The same can be said about ghazals of Kunwar Mohinder Singh Bedi Sahar sung by Rafi. Except for 'Ujale se lipte andhere ghanere' and a few others, most of Bedi's ghazals sung by Rafi are not found. To us, Wikipedia and YouTube are gospel truths. But these two 'authentic' sources don't throw even a glimmer of light on Rafi's lost songs. Ravish Siddiqui's ghazal sung by Rafi 'Door jaakar bhi woh hum se, juda na ho sake qasam se' has no trace anywhere. The same deplorable fate befell Ayaz Jhansvi's exquisite ghazal: 'Milte ho sabhi se/Nazarein churate ho humi se.' Rafi sang this ghazal in 1961. Even Radio Ceylon played it! It was one of the favourite ghazals of Pakistani singer Noorjehan.

How many people know that Rafi composed three songs for a film Radha in 1957? Calcutta Radio had its LP records with two songs sung by him: Meri aankhon mein jhaank, jaanam and Tu bata kaise tujhe bhulaaoon.
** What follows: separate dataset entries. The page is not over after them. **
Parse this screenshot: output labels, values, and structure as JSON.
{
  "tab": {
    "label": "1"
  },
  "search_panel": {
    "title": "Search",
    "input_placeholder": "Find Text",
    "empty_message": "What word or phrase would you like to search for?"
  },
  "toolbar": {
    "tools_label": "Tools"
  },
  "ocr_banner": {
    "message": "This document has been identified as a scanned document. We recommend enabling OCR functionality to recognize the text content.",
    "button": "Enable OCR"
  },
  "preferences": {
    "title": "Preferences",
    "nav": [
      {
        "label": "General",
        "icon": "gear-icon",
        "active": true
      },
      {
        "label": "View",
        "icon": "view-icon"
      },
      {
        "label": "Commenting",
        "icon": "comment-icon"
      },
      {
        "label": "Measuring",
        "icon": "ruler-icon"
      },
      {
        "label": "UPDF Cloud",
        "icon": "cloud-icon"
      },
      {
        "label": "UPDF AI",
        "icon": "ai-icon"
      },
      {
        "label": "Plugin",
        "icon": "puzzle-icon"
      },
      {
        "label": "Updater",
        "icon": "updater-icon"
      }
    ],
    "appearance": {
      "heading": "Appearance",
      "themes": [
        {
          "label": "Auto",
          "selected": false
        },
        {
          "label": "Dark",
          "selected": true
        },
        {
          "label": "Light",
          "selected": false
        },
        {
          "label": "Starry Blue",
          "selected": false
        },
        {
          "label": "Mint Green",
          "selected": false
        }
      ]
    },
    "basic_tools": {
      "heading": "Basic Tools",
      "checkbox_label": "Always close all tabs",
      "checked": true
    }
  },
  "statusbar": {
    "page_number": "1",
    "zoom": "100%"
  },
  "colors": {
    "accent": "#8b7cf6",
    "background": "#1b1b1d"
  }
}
No one knows about the third song. All were written by a poor Urdu poet Fahim Nagpuri, who suddenly disappeared just like Rafi's songs in Radha! No information is available anywhere on these songs. Nor is anyone aware of Fahim Nagpuri. Before that, Rafi sang Ek jaam pila de saaqi, raat abhi hai baaqi (Film: Tere do nain, 1951). I searched for this movie and the song at FTII, Poona and Satyajit Ray Film Institute, Calcutta. But got no clue. The famous Ganjwar sisters, Vimla and Kamini Ganjwar, of Radio Ceylon kept writing to the government and Broadcasting Ministry to retrieve Rafi's innumerable songs, but to no avail.
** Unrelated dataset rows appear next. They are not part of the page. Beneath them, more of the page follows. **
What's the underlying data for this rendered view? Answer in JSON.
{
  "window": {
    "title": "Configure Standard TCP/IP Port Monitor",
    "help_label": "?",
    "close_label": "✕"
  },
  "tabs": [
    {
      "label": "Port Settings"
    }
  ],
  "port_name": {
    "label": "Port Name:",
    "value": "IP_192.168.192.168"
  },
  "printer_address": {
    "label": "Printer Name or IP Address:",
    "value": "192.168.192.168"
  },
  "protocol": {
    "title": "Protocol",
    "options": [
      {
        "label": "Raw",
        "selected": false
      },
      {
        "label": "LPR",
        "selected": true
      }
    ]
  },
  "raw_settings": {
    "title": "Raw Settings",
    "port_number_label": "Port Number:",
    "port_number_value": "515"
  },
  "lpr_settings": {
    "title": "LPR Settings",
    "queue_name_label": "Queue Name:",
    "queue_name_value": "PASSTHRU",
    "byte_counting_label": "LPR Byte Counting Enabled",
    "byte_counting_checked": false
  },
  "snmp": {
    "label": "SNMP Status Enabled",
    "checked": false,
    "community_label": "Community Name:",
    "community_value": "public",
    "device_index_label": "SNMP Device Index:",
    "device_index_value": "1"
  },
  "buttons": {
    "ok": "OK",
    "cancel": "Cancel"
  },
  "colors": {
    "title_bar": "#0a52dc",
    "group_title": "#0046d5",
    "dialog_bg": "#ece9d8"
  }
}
Even his film songs like Kaise kategi zindagi tere baghair (from an unreleased movie, 1963), Sabhi kuchh lutakar hue hum tumhare (from a Bangla movie Indrani 1958) were dug out of the grave of oblivion by a Persian scholar and music aficionado Dr Zaifa Ashraf in 1981. The songs were there but got interred into the coffin of times just like T S Eliot resuscitated the English metaphysical poet John Donne after 300 years of anonymity.

Frankly speaking, we've not been fair to this legend, about whom an American music critic said, “A humanly impossible voice that embarrasses the vocal range of all singers in human history put together.” Apart from his perfunctory Padma Shri in 1967, he wasn't considered even for Padma Bhushan or Vibhushan, let alone Dada Sahab Phalke or Bharat Ratna.

It's time to find his lost and forgotten songs and get him the recognition he so richly deserved during his lifetime and which still eludes him after four decades.

The writer is an advanced research scholar of Semitic languages, civilisations and cultures.